It's a fumble out of the end zone.
Another way to look at it is a fumble not recovered by the defense does not reward nor penalize the offense anywhere else on the field so why does it here?
Point well-taken, but there's an answer to that of course... the end zone is
the unique place "anywhere else on the field." It's inherently the end of the line, like nowhere else on the field. Once you cross the ball crosses that threshold, everything changes.
The fumble
has to reward someone, either the offense or the defense.
One may reply, "Well yes, but if a fumble goes into the end zone under the Holy Roller (Dave Casper) rule, and someone on offense other than the fumbler recovers in the end zone, then the ball goes back to where it was fumbled... which is exactly what we're pleading for here."
But wait. Notice "someone
on offense...
recovers in the end zone." That still is a difference... if someone on
defense recovers, then it self-evidently is a touch back.

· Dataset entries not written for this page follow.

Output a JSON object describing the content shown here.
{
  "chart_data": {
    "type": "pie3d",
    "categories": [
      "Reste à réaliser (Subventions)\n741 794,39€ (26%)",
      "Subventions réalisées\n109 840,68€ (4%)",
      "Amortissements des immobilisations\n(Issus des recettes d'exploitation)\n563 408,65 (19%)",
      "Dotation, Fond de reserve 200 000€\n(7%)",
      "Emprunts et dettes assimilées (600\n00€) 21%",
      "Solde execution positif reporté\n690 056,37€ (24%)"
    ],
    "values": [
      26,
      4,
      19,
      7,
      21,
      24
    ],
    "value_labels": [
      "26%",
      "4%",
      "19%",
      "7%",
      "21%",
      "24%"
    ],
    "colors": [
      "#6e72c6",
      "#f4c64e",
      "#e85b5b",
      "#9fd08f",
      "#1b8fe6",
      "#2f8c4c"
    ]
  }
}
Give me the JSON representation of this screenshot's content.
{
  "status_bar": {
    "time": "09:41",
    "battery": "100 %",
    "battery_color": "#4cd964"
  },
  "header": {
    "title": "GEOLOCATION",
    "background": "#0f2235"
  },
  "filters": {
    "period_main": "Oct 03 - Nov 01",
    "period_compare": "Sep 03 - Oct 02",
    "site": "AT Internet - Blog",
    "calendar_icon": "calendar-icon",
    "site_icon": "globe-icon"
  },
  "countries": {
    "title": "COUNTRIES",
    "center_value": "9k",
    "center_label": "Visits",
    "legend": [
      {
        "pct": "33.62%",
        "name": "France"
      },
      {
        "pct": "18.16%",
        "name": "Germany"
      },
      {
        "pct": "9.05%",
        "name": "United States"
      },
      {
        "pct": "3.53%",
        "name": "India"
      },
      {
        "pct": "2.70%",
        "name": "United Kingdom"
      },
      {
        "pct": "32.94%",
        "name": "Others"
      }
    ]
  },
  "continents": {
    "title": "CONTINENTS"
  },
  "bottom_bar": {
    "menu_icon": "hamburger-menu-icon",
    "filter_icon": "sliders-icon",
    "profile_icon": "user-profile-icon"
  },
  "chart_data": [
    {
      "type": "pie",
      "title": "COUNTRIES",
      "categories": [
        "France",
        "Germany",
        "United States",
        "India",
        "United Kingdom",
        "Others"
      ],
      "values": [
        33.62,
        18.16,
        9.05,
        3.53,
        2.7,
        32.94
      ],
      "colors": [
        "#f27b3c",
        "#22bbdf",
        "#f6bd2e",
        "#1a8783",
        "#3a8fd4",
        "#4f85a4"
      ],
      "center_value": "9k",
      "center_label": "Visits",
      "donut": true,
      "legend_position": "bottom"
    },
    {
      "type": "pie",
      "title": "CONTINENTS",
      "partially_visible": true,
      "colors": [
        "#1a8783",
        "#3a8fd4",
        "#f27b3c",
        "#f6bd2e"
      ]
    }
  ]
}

This, again, is self-evidently a situation where there is no third option.
Could you choose to treat it like a Holy Roller play without catastrophically affecting the game, yes. You could. I won't lose sleep.
But the Holy Roller play doesn't involve an out-of-bounds situation. And the ordinary fumble out-of-bounds situation doesn't involve the end zone. When you have both elements, and you add to that the proposition that most often the defense
causes that fumble... it doesn't just drop out of Dave Casper's hands on its own... advantage, defense, imo... and there's just no compelling reason to change history on this one.
Footnote: Yes, I'm the same guy proposing an overhaul to the NFL's set-up, including conference structure and schedule format. (See NFL Zone "re-envisioned" thread.)
Because? Because there are benefits to be had. And so, it's not like I'm anti-change, obviously.